Another Gilliam film, 12 Monkeys, has a brilliant ending. As far as endings go, it is probably the bleakest I have ever seen, even surpassing Brazil.

And, for my last entry, I’ll nominate Trainspotting. Sure, it ends upbeat, but we as an audience know he hasn’t broken his habit and even if he does, his life will be no better for it. Great, truthful message.

I agree that Wages of Fear WAS a copout, tacked-on bleak ending. The same with the original version of The Italian Job, but it’s less of a problem to put an ambiguous ending on a comedy. Compare it with Sorcerer, William Friedkin’s remake of Wages of Fear.

Roy Scheider finishes the job, but his past is catching up with him anyway.

Was Sam really lobotomized in Brazil? I always got the impression that he withdrew completely into his fantasies on his own.

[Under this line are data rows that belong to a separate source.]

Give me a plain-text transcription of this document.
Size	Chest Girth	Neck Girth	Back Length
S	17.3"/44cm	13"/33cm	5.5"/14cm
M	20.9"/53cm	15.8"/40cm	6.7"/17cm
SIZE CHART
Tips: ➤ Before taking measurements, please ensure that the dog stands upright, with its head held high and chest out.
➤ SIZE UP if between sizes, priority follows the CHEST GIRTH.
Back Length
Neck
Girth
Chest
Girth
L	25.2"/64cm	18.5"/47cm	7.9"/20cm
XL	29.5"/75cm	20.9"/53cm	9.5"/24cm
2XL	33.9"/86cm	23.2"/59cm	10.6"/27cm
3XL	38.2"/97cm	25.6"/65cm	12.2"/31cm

And there were three versions of Brazil. There was Gilliam’s original cut, which was shown outside the U.S (and is now considered the Director’s Cut). To try to meet the contractual time limit, he trimmed about 4 minutes (including a scene shot from Sam’s POV just after his arrest, when his friends express their disappointment with him and he hears about the options on how to pay for his interrogation), and that was the version eventually released to theaters in the U.S. And the head of Universal Studios took all of the available footage and had his editors working on a love-conquers-all version.

Not a movie, but I like to think that Basil died at the end of Fawlty Towers, which is the proper ending for a mean-spirited comedy.

The original Night of the Living Dead certainly didn’t cop out. No survivors. All the arguing about whether to go to the upstairs or the basement rendered pointless…especially because the “hero” turned out to be wrong about which was best.

You left out the fact that at about the same time Yves Montand’s character, Mario, dies in the truck accident, we see his girlfriend suddenly drop dead. I don’t object to the fact that movie had to end on such a down note but Clouzot seemed to be going well out his way (almost to the point of parody) to make it as unhappy as possible. I thought it would’ve been a nice ironic touch if they would’ve had Mario’s partner, the old guy who turns yellow halfway through the trip, survive just barely so he’d end up with all the money but be too badly crippled up to enjoy it. However, that’s just me playing armchair director. You may disagree.